Google

Reflections on Seinfeld

Written on:June 26, 2011
Comments are closed

My wife and I just started re-watching the seventh season of Seinfeld on DVD this past week. I have seen every episode of the series at least three or four times each. In my opinion, Seinfeld is the best television sitcom ever made. Larry David and Jerry Seinfeld created a masterpiece that has stood the test of time. Despite the fact that it has been thirteen years since the show went off the air, Seinfeld is still relevant today because the show focused on relationship centered humor. Therefore, even though we now live in a completely new world technologically, the humor is still relevant because human nature and human interaction remain rather constant.

One of the enduring strengths of the show was that it was extremely edgy without being vulgar. Granted, the restrictive censorship of network television during the nineties played a role, but the overriding factor in this was that the humor was smart. Using Larry David’s Curb Your Enthusiasm as a comparative model, the genius of Seinfeld is that it worked out the same compromising scenarios as Curb Your Enthusiasm does now, but without the crutch of vulgar language. Some of Seinfeld’s most enduring moments come from the characters coming up with creative alternatives (such as “master of your domain”) to stereotypical language while navigating through controversial subject matter. While David’s Curb Your Enthusiasm is structurally the same show as Seinfeld, the freedom to put vulgarity front and center on Curb is actually a regression in the genius of the writing. Don’t get me wrong, I’m a big fan of Curb Your Enthusiasm, but the humor is never as sharp when the writer constantly takes the easy path to the laugh.
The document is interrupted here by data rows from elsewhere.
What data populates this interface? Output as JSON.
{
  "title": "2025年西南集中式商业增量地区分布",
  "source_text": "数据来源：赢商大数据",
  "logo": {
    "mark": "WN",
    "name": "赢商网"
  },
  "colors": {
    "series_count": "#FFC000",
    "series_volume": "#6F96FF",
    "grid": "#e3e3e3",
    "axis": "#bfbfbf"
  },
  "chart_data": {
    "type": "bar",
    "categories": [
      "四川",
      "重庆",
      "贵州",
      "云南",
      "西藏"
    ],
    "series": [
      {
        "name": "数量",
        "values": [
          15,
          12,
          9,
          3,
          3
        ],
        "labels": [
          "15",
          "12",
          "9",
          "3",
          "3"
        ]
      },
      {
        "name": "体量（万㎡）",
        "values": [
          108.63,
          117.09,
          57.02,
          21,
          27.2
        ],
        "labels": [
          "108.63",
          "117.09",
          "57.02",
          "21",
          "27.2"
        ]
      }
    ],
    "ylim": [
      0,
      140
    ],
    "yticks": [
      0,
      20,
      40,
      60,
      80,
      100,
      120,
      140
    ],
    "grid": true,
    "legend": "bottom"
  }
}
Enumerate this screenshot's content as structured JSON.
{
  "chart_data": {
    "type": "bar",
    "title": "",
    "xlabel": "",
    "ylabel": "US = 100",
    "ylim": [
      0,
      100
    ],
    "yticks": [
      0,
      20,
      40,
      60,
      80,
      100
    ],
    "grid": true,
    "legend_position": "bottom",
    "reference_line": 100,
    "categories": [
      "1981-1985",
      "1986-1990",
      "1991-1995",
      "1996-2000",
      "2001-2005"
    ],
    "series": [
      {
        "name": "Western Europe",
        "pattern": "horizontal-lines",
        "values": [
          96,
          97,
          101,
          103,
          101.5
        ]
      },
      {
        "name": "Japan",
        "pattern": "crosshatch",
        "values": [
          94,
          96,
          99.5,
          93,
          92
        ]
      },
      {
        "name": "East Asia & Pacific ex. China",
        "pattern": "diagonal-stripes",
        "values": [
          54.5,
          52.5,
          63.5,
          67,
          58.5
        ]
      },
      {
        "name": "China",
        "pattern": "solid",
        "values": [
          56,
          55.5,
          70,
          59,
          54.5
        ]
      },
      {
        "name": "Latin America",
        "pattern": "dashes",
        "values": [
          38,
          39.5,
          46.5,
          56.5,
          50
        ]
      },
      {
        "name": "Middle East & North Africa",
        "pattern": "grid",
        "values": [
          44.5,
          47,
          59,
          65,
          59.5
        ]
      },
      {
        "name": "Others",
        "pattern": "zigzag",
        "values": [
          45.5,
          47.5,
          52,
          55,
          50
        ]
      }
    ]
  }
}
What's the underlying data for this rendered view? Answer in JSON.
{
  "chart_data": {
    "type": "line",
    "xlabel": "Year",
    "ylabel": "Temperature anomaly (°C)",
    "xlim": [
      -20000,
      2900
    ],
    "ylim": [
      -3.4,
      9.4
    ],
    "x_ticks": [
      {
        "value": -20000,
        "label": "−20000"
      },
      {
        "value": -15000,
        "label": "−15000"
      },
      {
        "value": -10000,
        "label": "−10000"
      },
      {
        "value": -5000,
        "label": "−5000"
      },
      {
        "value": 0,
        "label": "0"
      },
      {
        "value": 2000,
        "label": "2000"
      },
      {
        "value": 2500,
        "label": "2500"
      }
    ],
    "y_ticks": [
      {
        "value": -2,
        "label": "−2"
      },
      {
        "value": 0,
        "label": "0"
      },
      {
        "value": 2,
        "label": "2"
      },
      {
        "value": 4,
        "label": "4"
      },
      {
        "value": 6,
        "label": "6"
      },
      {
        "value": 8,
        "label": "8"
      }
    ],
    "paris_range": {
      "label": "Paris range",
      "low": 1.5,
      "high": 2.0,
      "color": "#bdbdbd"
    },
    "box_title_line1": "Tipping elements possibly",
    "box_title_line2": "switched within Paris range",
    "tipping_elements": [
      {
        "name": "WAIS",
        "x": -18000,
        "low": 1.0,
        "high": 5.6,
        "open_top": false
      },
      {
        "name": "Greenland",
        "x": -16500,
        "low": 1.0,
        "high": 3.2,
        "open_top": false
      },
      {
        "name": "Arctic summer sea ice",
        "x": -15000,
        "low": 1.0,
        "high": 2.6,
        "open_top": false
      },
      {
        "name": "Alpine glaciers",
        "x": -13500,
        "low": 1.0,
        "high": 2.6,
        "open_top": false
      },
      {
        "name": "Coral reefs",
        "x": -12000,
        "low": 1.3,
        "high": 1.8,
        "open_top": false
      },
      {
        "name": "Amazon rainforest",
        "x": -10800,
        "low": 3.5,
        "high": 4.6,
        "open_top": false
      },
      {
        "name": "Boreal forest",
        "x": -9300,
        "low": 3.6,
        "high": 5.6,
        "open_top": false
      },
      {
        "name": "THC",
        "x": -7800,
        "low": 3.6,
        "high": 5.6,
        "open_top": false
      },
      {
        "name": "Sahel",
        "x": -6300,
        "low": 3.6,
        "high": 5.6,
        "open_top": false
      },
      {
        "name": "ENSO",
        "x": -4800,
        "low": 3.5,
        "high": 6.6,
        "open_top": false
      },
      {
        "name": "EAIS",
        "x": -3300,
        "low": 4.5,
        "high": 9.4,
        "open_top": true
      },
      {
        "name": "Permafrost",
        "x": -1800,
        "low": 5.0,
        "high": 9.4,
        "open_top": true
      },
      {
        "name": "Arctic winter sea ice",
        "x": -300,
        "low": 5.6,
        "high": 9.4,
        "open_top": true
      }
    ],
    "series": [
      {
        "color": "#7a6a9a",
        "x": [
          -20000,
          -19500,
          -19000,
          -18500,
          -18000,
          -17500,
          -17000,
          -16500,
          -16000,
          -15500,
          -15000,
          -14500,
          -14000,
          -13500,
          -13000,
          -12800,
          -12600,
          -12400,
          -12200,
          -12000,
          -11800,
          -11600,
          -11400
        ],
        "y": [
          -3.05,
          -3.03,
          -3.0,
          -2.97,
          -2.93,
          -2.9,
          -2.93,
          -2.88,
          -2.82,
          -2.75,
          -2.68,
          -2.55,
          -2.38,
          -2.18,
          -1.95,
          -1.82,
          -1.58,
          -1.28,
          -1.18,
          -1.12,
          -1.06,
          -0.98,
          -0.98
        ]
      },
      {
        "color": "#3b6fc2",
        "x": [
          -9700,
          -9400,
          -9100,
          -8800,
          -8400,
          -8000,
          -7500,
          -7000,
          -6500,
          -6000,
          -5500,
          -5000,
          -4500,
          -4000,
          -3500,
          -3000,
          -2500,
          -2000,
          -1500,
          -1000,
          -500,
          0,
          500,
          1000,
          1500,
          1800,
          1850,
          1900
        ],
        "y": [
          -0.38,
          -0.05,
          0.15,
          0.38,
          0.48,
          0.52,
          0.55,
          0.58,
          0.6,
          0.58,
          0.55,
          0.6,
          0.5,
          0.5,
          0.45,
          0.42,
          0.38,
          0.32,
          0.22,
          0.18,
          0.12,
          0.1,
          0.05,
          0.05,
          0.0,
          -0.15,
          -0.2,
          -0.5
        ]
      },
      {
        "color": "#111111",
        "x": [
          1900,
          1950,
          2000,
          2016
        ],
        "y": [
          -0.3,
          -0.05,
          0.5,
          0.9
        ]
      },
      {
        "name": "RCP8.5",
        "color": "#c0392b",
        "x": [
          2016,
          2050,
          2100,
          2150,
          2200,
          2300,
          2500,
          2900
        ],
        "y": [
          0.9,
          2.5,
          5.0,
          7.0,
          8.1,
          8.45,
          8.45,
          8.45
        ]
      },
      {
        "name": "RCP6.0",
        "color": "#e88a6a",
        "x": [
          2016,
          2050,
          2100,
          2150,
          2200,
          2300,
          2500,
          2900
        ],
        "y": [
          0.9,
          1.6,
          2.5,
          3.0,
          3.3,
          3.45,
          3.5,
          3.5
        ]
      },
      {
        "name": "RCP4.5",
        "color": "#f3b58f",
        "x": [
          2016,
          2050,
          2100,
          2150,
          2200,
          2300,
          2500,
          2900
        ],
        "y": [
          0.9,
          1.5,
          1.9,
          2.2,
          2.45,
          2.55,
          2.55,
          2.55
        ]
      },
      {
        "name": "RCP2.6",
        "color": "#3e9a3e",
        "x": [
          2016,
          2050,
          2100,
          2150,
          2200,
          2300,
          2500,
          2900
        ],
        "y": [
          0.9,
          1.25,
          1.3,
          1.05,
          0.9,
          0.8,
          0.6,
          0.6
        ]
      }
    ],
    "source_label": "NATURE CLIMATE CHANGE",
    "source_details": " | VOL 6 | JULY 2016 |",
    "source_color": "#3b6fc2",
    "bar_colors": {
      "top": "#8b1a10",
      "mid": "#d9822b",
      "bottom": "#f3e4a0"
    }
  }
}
Of course, the most infamous component to the Seinfeld writing, and what probably more than anything else separates it from other sitcoms, was the interwoven connectivity of multiple plot points. Larry David and Jerry Seinfeld, episode after episode, were able to take multiple seemingly independent plot points and tie them together while resolving the overall plot line. A prime example of this is in episode 78, “The Marine Biologist.” Kramer’s subplot is that he is obsessed with improving his golf swing so he goes out to hit golf balls from the beach into the ocean. George’s subplot is that he is trying to impress a woman that he wants to date with one snag, Jerry had told the woman that George is a marine biologist. As the plot unfolds, naturally George finds himself trying to save a beached whale while masquerading as a marine biologist. In his dramatic retelling of the whale saving at the end of the episode, George reveals that the whale’s problem was an obstructed blow hole. He reveals that he saved the whale by pulling out the obstruction which happens to be a golf ball. Kramer retorts, “Hole in one!”

Moments like this have allowed Seinfeld to stand the test of time and should allow it to remain in most lists for the greatest sitcoms of all time. I think that its unpredictability as well as its shelf life (it is just as entertaining on the fifth view of an episode 13 years later as it was on the original view) make it worthy of being the first television program explored and deconstructed at theLeftAhead.